Central planners are like that.

Meanwhile, writing from Canada, David Booth in the Financial Post (emphasis added):

The first variable, of course, is how rapidly we all buy into electric motors. [Canadians are] more than five years behind the Europeans in this regard, mainly because we insist on electrifying $80,000 pickups rather than econo-sedans that average people can afford, but that may be a good thing considering some of the side effects of the recent uptick in popularity in Europe. That wonderful grace period where everyone keeps charging prices low in the hopes of encouraging emissions reduction is wearing off overseas.

Even before the Russia-Ukraine war turned energy into the most important item on political agendas, some German roadside charging stations were charging as much to fill an EV “tank” as petrol stations.

Oh.

That doesn’t quite fit the narrative.

And Booth has a couple of other things to say about charging (emphasis again added):

Public charging points are the other infrastructure problem that could be a roadblock to widespread EV adoption. Two issues exist here. The first is the speed of current chargers. Range anxiety is clearly an impediment to EV adoption. Less understood is that said anxiety is not based solely on how far a car can go on one charge, but how quickly all those cells can replenish when it does have to stop. Despite widespread claims of ultra-fast charging, topping up all those lithium ions is still a very slow affair, much slower than filling an internal combustion engine vehicle.

The second issue is that there’s simply nowhere near enough public charging points available to serve all the EVs the government hopes to have on the road. Nor are there nearly enough planned in the immediate future.
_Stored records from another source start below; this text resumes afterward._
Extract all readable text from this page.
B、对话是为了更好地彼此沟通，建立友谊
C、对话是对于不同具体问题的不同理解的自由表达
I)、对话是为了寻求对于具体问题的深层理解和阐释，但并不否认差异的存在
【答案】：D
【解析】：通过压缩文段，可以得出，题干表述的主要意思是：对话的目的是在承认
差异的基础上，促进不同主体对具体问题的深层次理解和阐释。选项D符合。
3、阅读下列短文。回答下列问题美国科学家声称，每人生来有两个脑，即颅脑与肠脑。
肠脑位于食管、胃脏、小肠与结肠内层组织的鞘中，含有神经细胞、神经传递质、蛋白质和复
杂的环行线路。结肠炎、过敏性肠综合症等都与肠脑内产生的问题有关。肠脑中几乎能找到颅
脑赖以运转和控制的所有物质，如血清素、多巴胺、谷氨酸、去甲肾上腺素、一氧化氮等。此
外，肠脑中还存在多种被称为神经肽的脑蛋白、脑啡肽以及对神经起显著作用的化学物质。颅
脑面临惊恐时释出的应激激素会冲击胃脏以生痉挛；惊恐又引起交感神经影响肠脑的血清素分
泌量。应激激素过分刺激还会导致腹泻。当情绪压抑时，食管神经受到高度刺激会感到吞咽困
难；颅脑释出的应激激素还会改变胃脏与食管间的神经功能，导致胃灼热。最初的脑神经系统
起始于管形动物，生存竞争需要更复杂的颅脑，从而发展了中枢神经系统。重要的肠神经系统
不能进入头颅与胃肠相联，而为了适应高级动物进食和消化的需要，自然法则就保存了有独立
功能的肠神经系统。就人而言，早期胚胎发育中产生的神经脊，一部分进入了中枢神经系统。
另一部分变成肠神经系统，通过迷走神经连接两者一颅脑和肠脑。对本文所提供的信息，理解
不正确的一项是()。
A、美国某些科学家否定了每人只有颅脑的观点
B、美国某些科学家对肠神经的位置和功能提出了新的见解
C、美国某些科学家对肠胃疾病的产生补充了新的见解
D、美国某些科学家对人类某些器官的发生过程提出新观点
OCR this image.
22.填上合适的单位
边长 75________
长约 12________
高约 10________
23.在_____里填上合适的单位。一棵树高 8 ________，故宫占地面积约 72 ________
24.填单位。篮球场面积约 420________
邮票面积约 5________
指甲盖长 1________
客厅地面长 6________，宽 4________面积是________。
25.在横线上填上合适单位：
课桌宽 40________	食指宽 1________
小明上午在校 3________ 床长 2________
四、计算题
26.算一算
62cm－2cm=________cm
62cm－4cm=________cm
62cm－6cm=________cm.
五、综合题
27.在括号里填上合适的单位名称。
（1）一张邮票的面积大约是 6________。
The federal government recently made a big deal about committing some $700 million to build up to 50,000 new public charging stations. That number might initially sound impressive, but Canada is a huge country, one in which a significant portion of the year is spent in the gloom of winter, and low temperatures typically halve an EV’s range, making an adequate infrastructure imperative.

Fortunately, anyone who has basked in the warmth of, say, an Illinois winter will know that unlike chilly Canada, drivers in the balmy, more northern parts of the U.S. will never have to confront such problems. Frontiers can produce miracles. Manitobans may shiver through those grim winter months, but at that time of year neighboring North Dakota is merely a mildly more bracing Florida.

Booth goes onto to discuss just how many charging stations will be needed.

What he has to say is well worth reading. Takeaway: All is well.